Agent fabricates codebase facts instead of reading actual source files
Summary
Claude Code repeatedly fabricated concrete facts about a codebase (component counts, existing features, architecture) without reading the actual source files — then used those invented facts as the basis for design documents, research reports, and implementation proposals.
Observed behavior
In an active session on a design system project (@parisgroup-ai/pageshell), Claude was asked to produce a research sprint deliverable including:
- A component inventory with counts
- An anatomy document for an existing component
- A proposal for new documentation pages
Claude produced all of these without reading the codebase. Specific fabrications:
| Claim Claude made | Reality (from source) |
|---|---|
| "111 primitivos, 42 composites, 47 layouts" | Navigation source: Primitives (258), Composites (106), Layouts (76) |
| "A 'página rica' (rich docs page) is a hypothesis to validate" | /demos/docs/[module]/[component] already exists with live preview, usage example, config editor, API reference, and related components |
| "⌘K is a pattern to propose implementing" | CommandDialog and related primitives already exist with a working demo at /demos/page-command |
| "The sidebar lacks real-time search" | filterDemoNavSections already implements real-time keyword filtering |
The fabricated numbers (111/42/47) appeared in a committed research document and were presented to the user as findings, not estimates. The user caught the discrepancy only because they recognized the sidebar screenshot showing 29+ components in a single sub-section.
Pattern (repeated across multiple sessions)
The user noted this is not a one-time mistake — it has happened "várias e várias vezes" (many, many times).

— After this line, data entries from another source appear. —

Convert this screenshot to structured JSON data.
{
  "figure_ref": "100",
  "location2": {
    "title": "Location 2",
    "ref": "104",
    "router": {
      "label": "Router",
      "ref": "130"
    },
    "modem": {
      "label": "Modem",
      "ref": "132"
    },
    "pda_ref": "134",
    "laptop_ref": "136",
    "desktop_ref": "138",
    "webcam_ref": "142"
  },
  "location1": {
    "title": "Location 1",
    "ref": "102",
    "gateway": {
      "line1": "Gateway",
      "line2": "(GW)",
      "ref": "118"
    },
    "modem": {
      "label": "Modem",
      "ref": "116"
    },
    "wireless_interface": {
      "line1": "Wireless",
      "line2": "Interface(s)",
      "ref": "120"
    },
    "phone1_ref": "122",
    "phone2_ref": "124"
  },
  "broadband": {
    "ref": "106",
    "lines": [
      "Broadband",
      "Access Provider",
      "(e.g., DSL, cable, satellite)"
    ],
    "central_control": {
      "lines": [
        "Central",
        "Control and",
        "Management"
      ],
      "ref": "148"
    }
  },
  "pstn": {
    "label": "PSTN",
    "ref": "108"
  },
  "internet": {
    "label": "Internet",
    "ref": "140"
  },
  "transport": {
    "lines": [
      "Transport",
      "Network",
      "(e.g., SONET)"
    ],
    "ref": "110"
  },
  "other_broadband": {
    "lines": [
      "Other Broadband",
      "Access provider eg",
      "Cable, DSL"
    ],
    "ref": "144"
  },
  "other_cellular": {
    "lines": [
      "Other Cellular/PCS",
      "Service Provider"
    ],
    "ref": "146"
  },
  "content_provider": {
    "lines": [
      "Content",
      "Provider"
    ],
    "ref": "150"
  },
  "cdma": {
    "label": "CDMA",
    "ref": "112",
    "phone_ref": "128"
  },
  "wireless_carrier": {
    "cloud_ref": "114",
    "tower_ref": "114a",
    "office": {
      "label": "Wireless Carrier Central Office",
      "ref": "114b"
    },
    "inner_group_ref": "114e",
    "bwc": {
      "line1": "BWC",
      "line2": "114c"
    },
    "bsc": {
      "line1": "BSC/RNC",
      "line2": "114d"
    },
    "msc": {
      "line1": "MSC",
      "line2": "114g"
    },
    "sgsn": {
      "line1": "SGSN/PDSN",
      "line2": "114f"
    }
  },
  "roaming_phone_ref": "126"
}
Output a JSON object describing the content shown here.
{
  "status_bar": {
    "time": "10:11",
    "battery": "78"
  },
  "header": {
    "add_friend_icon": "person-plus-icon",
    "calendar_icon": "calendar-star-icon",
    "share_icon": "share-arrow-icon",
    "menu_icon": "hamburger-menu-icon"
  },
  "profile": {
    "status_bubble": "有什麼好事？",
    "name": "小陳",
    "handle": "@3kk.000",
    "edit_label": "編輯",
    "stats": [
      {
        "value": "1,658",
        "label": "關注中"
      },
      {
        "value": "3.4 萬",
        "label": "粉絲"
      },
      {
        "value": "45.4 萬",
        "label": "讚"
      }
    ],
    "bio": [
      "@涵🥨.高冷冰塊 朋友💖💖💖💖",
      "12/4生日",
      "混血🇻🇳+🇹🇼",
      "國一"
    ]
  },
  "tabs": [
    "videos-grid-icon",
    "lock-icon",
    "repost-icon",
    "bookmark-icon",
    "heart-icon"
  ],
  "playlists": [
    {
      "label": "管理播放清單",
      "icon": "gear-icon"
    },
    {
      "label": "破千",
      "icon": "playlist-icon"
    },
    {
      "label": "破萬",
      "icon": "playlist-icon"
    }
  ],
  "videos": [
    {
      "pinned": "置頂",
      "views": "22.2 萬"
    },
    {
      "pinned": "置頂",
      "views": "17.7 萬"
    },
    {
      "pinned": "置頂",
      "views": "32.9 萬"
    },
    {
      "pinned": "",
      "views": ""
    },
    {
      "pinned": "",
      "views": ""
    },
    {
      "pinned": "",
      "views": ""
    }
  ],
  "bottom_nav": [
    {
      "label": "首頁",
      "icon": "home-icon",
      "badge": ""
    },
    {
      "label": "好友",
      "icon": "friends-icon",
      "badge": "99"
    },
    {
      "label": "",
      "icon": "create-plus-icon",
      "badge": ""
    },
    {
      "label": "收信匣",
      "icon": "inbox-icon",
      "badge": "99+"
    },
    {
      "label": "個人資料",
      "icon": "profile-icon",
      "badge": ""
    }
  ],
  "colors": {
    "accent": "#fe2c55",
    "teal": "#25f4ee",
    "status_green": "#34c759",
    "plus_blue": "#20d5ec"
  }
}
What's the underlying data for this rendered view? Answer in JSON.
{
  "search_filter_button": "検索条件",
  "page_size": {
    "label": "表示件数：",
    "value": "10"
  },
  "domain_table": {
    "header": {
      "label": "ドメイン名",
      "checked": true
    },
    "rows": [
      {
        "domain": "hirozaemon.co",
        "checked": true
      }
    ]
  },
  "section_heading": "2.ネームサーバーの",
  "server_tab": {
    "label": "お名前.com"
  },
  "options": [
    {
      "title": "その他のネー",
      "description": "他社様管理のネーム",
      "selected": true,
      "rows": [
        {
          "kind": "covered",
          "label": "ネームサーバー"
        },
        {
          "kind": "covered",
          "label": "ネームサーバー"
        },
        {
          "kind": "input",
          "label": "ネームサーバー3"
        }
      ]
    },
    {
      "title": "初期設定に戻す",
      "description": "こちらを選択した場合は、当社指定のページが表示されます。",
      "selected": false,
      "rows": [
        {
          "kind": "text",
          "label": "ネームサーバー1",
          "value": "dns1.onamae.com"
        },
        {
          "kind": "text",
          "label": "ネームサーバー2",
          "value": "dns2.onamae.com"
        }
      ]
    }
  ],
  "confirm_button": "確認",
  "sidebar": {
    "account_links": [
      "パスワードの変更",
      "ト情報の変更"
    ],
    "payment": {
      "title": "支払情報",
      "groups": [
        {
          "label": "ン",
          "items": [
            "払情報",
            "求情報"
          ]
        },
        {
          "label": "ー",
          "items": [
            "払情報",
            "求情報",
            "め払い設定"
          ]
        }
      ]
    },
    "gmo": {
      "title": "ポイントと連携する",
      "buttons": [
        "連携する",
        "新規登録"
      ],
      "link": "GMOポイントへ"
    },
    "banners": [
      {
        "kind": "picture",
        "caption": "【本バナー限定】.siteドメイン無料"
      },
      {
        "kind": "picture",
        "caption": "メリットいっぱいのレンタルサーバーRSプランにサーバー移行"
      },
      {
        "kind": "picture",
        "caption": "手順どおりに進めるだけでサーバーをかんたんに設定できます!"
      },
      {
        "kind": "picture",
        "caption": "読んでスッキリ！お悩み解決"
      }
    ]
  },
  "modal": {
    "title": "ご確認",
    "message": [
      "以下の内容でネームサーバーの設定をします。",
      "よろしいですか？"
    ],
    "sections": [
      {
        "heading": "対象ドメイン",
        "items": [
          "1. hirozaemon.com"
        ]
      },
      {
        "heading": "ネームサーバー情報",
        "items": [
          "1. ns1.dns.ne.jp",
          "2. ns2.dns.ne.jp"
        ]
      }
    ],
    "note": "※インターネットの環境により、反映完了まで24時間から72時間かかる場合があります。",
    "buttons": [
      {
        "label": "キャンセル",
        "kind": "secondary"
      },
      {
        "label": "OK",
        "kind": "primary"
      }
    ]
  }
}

The pattern:
- User asks for research/inventory/proposal on their existing codebase
- Claude generates plausible-sounding specific numbers and descriptions from training-data priors or vague memory of prior session summaries
- Claude does NOT verify by reading actual source files (
navigation.ts,package.json, component files) - Fabricated facts get embedded in committed documents
- User discovers the error only when visual evidence contradicts the claim (e.g., screenshot shows more items than Claude counted)
Expected behavior
Before stating any concrete fact about a codebase (component count, whether a feature exists, what a page contains), Claude should:
- Read the relevant source files
- State only what the files confirm
- Explicitly distinguish "I read this from X file" vs "I'm estimating"
If reading the files is not feasible, Claude should say "I don't know — I'd need to read the source to confirm" rather than generating a plausible-sounding number.
Impact
- Committed research documents contain wrong data
- Time wasted building proposals for features that already exist
- User trust in Claude's factual claims about their own codebase is eroded
- Implementation PRs were proposed for work that doesn't need to be done
Environment
- Claude Code (claude-sonnet-4-6)
- Working directory: PageShell design system monorepo (~500 source files, Next.js demos app)
- Task type: UX research sprint deliverable — component inventory + documentation gap analysis
Suggested fix
Enforce a "verify before stating" discipline specifically for:
- Numeric claims about codebase contents (file counts, component counts, prop counts)
- Claims that a feature/pattern does or does not exist
- Any statement that begins with "we have X" or "we don't have X" about the user's own project
These should trigger a file read, not a recall from training data or session summary.